France Monde : concentration à la french !
par Stéphane W.
mardi 11 mars 2008
Le 1er octobre dernier, j’écrivais un billet sur une chaîne BBC à la french : « Jacques Chirac a voulu d’une "CNN à la Française" et France 24 fut le résultat. Une chaîne à 99 % publique se voulant le reflet des valeurs frenchies à l’étranger, mais qui forcement est un puits quantique, synonyme de gouffre financier : 80 millions d’euros par an. Bien que son approche citoyenne en fasse un des acteurs médias les plus modernes de son époque, il reste que lancer pareille machine n’aurait jamais dû être accepté surtout vu l’état des finances d’une France pourtant en "faillite". »
SIPA ¦ Christine Ockrent en octobre 2007
Il s’agissait d’une idée à cette époque. Depuis de l’encre a coulé, Georges-Marc Benamou, conseiller de Nicolas Sarkozy a rendu le rapport de sa mission sur la télévision française, France Monde a vu le jour, Alain de Pouzilhac a été nommé président du holding et surtout... Christine Ockrent a obtenu le poste de directeur général de France Monde. Et l’encre a de nouveau coulé. Les syndicats et le milieu médiatique ont critiqué un peu cette nomination, reprochant à la nouvelle directrice sa proximité avec les décideurs. Son mari n’est autre que Bernard Kouchner, ministre des Affaires étrangères, mais aussi ministre de tutelle du futur holding. La nouvelle directrice n’a pas hésité à réagir « Ce projet m’excite. Alors, que voulez-vous ? Que je divorce ? ». Certains croient qu’elle est très compétente pour le poste, alors que d’autres comme Philipe Cohen de Marianne est plutôt dubitatif et la croit « surtout incompétente ». Mais finalement, on a appris dans un sondage récent commandé par L’Express que les Français approuvaient cette nomination à 80 %.
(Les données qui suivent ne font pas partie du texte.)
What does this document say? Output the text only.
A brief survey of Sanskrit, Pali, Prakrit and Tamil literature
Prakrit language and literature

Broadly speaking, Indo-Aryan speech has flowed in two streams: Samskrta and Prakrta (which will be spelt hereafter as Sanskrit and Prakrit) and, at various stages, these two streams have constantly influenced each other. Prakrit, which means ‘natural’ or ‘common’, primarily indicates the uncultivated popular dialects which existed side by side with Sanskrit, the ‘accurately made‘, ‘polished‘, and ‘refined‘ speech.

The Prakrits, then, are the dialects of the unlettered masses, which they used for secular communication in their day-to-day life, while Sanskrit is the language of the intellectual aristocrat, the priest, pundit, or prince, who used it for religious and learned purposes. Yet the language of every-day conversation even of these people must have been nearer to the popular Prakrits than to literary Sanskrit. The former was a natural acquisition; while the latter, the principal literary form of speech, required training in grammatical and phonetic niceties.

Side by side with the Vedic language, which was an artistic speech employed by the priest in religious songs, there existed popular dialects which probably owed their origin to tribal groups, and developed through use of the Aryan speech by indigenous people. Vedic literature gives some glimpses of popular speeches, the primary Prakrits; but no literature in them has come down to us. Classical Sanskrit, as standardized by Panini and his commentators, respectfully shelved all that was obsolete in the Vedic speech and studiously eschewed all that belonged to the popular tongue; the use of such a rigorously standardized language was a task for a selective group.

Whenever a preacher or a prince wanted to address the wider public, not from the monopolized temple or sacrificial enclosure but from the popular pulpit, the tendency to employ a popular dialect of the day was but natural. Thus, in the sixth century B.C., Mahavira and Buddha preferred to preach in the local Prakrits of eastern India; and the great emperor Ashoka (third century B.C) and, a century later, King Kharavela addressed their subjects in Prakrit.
Revenons à France Monde. L’objectif serait donc de regrouper RFI (Radio France Internationale, 130,21 M€.), TV5 Monde (70 M€) et France 24 (80 M€). Selon Jacques Bertoin de Jeune Afrique, « il s’agit aussi de réaliser des économies dans un contexte budgétaire défavorable et, à cet effet, de ne pas hésiter à restructurer et à opter des concentrations et des mutualisation d’entreprises... sans sacrifier pour autant la nécessaire souplesse qui doit permettre une approche différenciée de chaque groupe d’auditeurs ou de téléspectateurs ! » Bref faire encore mieux avec beaucoup moins. Devenir l’équivalent français de CNN, BBC World, Al-Jazira ou Tele Sur.
L’opposition la plus médiatique est venue du côté de TV5 Monde, fruit depuis 1984 d’une collaboration française, belge, suisse, canadienne et québécoise. C’est la télévision de la francophonie. Normal qu’ils boudent tous, vous me direz. Sauf que la France finance à 86 % le budget de TV5 Monde et on ne saurait donc critiquer la France de vouloir faire ce qu’elle veut de son argent...
Qu’arrivera-t-il à de nombreuses émissions et productions canadiennes et québécoises comme l’émission Le 3950 présenté par Luck Mervil et produite par Renée Claude Brazeau ? Toujours est-il que d’ici peu, les sites internet des trois chaînes devraient fusionner en un seul. Un rapport parlait aussi de la suppression de 180 emplois. Mais la nouvelle a aussitôt été démentie par M. télévision de l’Élysée, M. Benamou.
Est-ce que France-Monde deviendra la chaîne de la francophonie (comme peut se définir aujourd’hui TV5 Monde) ou ne deviendra-t-elle pas « une filiale de la France » comme le pense le SG de la Francophonie Abdou Diouf (JA No 2460) ?
Et si les autres partenaires de TV5-Monde lassés décidaient de se réunir pour créer une réelle chaîne d’information francophone internationale ?
Et si France Monde ne marchait pas ?
Et si Nicolas Sarkozy avait perdu les élections ?
Que de questions qui ne servent donc à rien. Il faudra faire avec. France Monde à juste titre deviendra la vitrine internationale de la France. Il faut juste espérer qu’elle préserve le savoir-faire de ses trois composantes. Par contre, ne lui demandons surtout pas de batailler avec ses concurrents CNN, Al-Jazira ou BBC. Ils ne sont et ne seront jamais du même calibre.